Asia Gold: Coronavirus lockdowns stall action at top hubs, choke supply

By Arpan Varghese and Rajendra Jadhav
FILE PHOTO: A salesman arranges gold bangles inside a jewellery showroom in Mumbai

By Arpan Varghese and Rajendra Jadhav

BENGALURU/MUMBAI (Reuters) - Major physical bullion hubs saw activity dwindle this week due to coronavirus-led restrictions, with strained supply chains cut off from soaring safe-haven demand in some regions.
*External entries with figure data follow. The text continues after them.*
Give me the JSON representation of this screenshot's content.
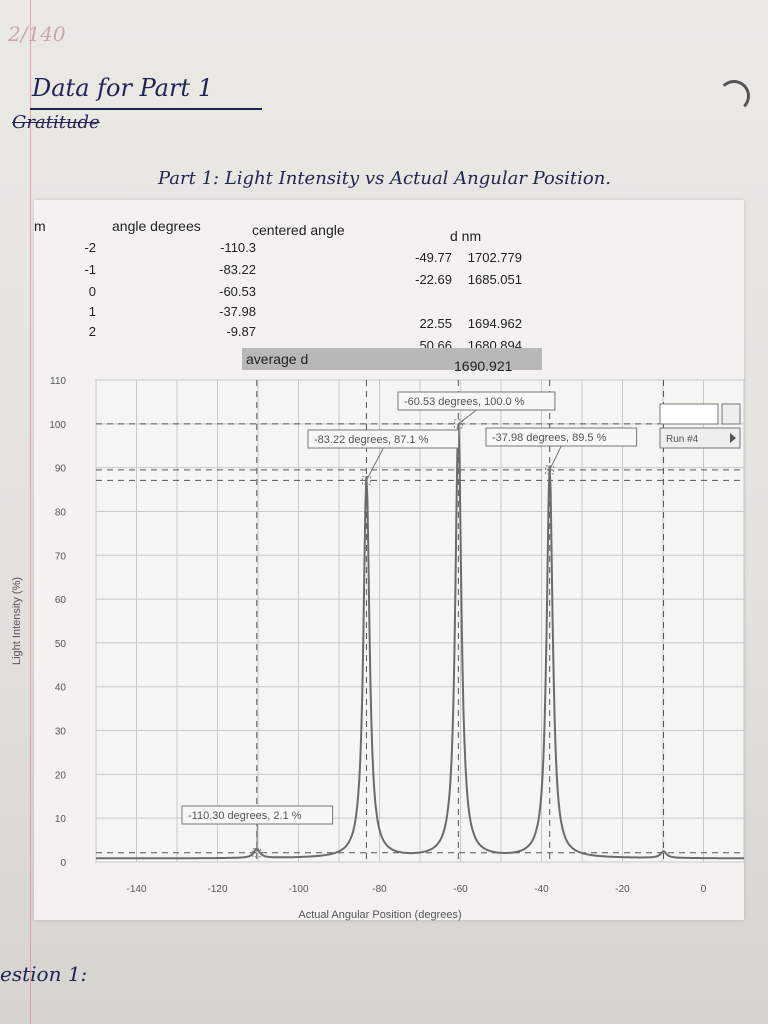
{
  "page": {
    "header_note": "2/140",
    "heading": "Data for Part 1",
    "struck_word": "Gratitude",
    "subtitle": "Part 1: Light Intensity vs Actual Angular Position.",
    "footer_note": "estion 1:"
  },
  "table": {
    "col_m": "m",
    "col_angle": "angle degrees",
    "col_centered": "centered angle",
    "col_d": "d nm",
    "rows": [
      {
        "m": "-2",
        "angle": "-110.3",
        "centered": "-49.77",
        "d": "1702.779"
      },
      {
        "m": "-1",
        "angle": "-83.22",
        "centered": "-22.69",
        "d": "1685.051"
      },
      {
        "m": "0",
        "angle": "-60.53",
        "centered": "",
        "d": ""
      },
      {
        "m": "1",
        "angle": "-37.98",
        "centered": "22.55",
        "d": "1694.962"
      },
      {
        "m": "2",
        "angle": "-9.87",
        "centered": "50.66",
        "d": "1680.894"
      }
    ],
    "average_label": "average d",
    "average_value": "1690.921"
  },
  "chart_data": {
    "type": "line",
    "xlabel": "Actual Angular Position (degrees)",
    "ylabel": "Light Intensity (%)",
    "xlim": [
      -150,
      10
    ],
    "ylim": [
      0,
      110
    ],
    "x_ticks": [
      -140,
      -120,
      -100,
      -80,
      -60,
      -40,
      -20,
      0
    ],
    "y_ticks": [
      0,
      10,
      20,
      30,
      40,
      50,
      60,
      70,
      80,
      90,
      100,
      110
    ],
    "grid": true,
    "peaks": [
      {
        "x": -110.3,
        "y": 2.1
      },
      {
        "x": -83.22,
        "y": 87.1
      },
      {
        "x": -60.53,
        "y": 100.0
      },
      {
        "x": -37.98,
        "y": 89.5
      },
      {
        "x": -9.87,
        "y": 1.5
      }
    ],
    "annotations": [
      {
        "text": "-60.53 degrees, 100.0 %",
        "x": -60.53,
        "y": 100.0
      },
      {
        "text": "-83.22 degrees, 87.1 %",
        "x": -83.22,
        "y": 87.1
      },
      {
        "text": "-37.98 degrees, 89.5 %",
        "x": -37.98,
        "y": 89.5
      },
      {
        "text": "-110.30 degrees, 2.1 %",
        "x": -110.3,
        "y": 2.1
      }
    ],
    "run_label": "Run #4",
    "colors": {
      "line": "#6b6b6b",
      "grid": "#c9c9c9",
      "dash": "#555555"
    }
  }
}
Market activity was stalled in top gold consumer China, which was trying to prevent a second wave of infections, even as restrictions were eased in the central city of Wuhan, where the coronavirus first emerged.

"China borders are still closed... I don't think people will spend more money, they would use it to buy hygiene materials or supermarket products, but not luxury items," said Dick Poon, general manager at Heraeus Metals Hong Kong Ltd.

Gold was sold at a hefty $15 to $20 an ounce discounts in China versus benchmark spot prices for a second straight week.

Premiums in Hong Kong were quoted around $0.50-$1.70.

There's high demand for gold kilo bars in both Hong Kong and Singapore, especially amid the "extremely tight supply", said Joshua Rotbart, managing partner, J. Rotbart & Co in Hong Kong.

Singapore's bullion market is "in hibernation until early May" due to coronavirus-related restrictions, but the city-state's Metalor refinery will remain open, Singapore Bullion Market Association CEO Albert Cheng said on Wednesday.

"We're still able to order gold from suppliers, but it's increasingly challenging to order silver... It's also half as dense as gold, making orders from dealers potentially very heavy in weight and therefore a greater logistical challenge given the travel restrictions now," said Vincent Tie, sales manager at Silver Bullion, which has shut its retail office for a month.

Premiums of $1.50-$2 an ounce were charged in Singapore, but traders noted customers were charged very high premiums on retail gold.

"Retailers are still carrying stock but are putting up prices that are outrageous and the retail buyers should not be buying in for sure," said Spencer Campbell, director at Precious Metals Consultants SE Asia Consulting in Singapore.

In India, trading remained suspended amidst a three-week lockdown.

"The lockdown has brought business to a standstill. Jewellers are not placing orders even for May delivery due to the uncertainty over its extension," said a Mumbai-based dealer with a bullion importing bank.

Indian gold futures were trading 45,300 rupees per 10 grams on Friday, near a record high of 45,800 rupees hit earlier this month.

India's gold imports plunged more than 73% year-on-year in March as record prices and the lockdown squeezed retail demand.

Japan saw a small premium of $0.50 an ounce, a Tokyo-based retailer said, adding an emergency declaration in the country had hampered activity.